- Born: 3 April 1851 Madrid, St. Lawrence County, New York, US
- Died: 18 September 1936 (aged 85) Bangalore, Karnataka India
- Occupation: Seventh-day Adventist missionary
- Known for: Founded the Seventh-day Adventist Church in Tonga

= Edward Hilliard =

American missionary (1851–1936)

Edward Hilliard (3 April 1851 – 18 September 1936) was a Seventh-day Adventist missionary from America who worked in Australia, India and Tonga. He was the first resident Seventh-day Adventist missionary on Tonga, and founded the Seventh-day Adventist Church in Tonga.

==Missionary==

Edward Hilliard was born on 3 April 1851 in Madrid, St. Lawrence County, New York.
His parents were converted to Adventism when he was a child, and he was brought up in that faith.
He became an Adventist pastor.
In 1895 the Mission Board sent him to Tonga, then called the Friendly Islands, as a missionary.

Hilliard arrived at Tongatapu on 30 August 1895 with his wife Ida Hilliard and their two-year-old daughter Alta.
They lived in temporary quarters while Edward Hilliard built a four-room cottage.
Around November 1895 Ida Hilliard began to teach school, first in their temporary home and then in their cottage.
The number of pupils reached a peak of 28, each paying $3 per quarter.
Hilliard built a small school room 4 by 7 m near his cottage.
The Hilliards brought two Tongan boys into their home to try to train them as missionaries.
To earn extra income Hilliard worked part-time as a carpenter.
He slowly learned the Tongan language and translated some tracts into this language.
Hilliard's work was mainly limited to the small papalagi (European) colony on "the beach".
He was no longer young and found the local language difficult.

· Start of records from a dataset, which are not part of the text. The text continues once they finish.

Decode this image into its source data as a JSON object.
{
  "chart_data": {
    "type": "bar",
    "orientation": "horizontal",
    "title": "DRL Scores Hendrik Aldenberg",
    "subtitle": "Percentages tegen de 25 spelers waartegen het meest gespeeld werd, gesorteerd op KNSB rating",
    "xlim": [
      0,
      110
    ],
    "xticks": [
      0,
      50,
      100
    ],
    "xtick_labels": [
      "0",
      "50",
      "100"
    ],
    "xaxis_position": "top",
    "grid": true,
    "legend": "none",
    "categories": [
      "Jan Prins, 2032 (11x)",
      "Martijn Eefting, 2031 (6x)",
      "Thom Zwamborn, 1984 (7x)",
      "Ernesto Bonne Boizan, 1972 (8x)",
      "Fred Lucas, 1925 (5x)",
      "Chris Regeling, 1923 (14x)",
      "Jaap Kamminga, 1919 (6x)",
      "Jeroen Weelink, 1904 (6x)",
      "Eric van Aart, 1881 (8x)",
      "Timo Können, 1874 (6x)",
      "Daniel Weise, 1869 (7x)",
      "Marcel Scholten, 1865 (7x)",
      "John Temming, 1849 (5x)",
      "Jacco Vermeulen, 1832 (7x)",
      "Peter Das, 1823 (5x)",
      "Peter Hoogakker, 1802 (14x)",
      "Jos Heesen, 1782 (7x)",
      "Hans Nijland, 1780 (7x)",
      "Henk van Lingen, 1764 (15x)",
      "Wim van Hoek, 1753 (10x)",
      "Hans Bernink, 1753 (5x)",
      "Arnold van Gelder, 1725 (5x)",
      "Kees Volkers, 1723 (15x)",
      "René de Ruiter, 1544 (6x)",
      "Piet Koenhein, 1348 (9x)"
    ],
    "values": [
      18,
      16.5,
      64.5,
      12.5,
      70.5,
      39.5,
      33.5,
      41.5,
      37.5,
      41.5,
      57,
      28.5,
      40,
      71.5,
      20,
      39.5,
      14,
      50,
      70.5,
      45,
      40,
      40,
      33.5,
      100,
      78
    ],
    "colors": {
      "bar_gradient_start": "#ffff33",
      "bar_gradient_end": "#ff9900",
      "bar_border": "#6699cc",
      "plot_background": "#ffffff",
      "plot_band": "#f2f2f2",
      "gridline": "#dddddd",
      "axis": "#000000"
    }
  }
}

In August 1896 Edwin Butz and his wife Florence arrived on the fifth voyage of the Pitcairn.
They were accompanied by two Pitcairn Islanders, Sarah and Maria Young, descendants of Bounty mutineer, midshipman Ned Young.
In 1897 Dr. Merritt Kellogg and Eleanor Kellogg joined them.
In these early years the missionaries made little progress, in part handicapped by their dietary regulations.
Drinking kava and eating pork are important in Tongan social life but are prohibited by the Adventists.
Before Hilliard left Tonga in 1899 he reported that a Sabbath School with 31 members met regularly.
Most of the attendees were the missionaries and the school children. The children's parents only attended occasionally.
On 10 September 1899, shortly before leaving Tonga, Hilliard gathered the missionaries into his home and organized them into a church.
The Butz and Kellogg families were the charter members.

==Later years==

After four years in Tonga the Hilliards moved to Australia for eight years, then spent thirteen years in Tasmania.
Sarah Young accompanied the Hilliards to Australia where she completed her training as a nurse.
A young part-Tongan called David or Horace Holland also sailed to Australia with the Hilliards, and studied at Avondale College from 1900–01.
He was baptized, but later broke the school's rule and left.

In 1928 Hilliard moved to Bangalore, India with his wife, daughter and son-in-law Pastor Christiansen.
Hilliard suffered from heart disease. He died in Bangalore on 18 September 1936, aged 85.
The Hobart Seventh-Day Adventist school near Hobart, Tasmania was renamed on 1 September 1994 to the Hilliard Christian School in honor of Edward Hilliard, who had led the Seventh-day Adventist church in Tasmania for four years.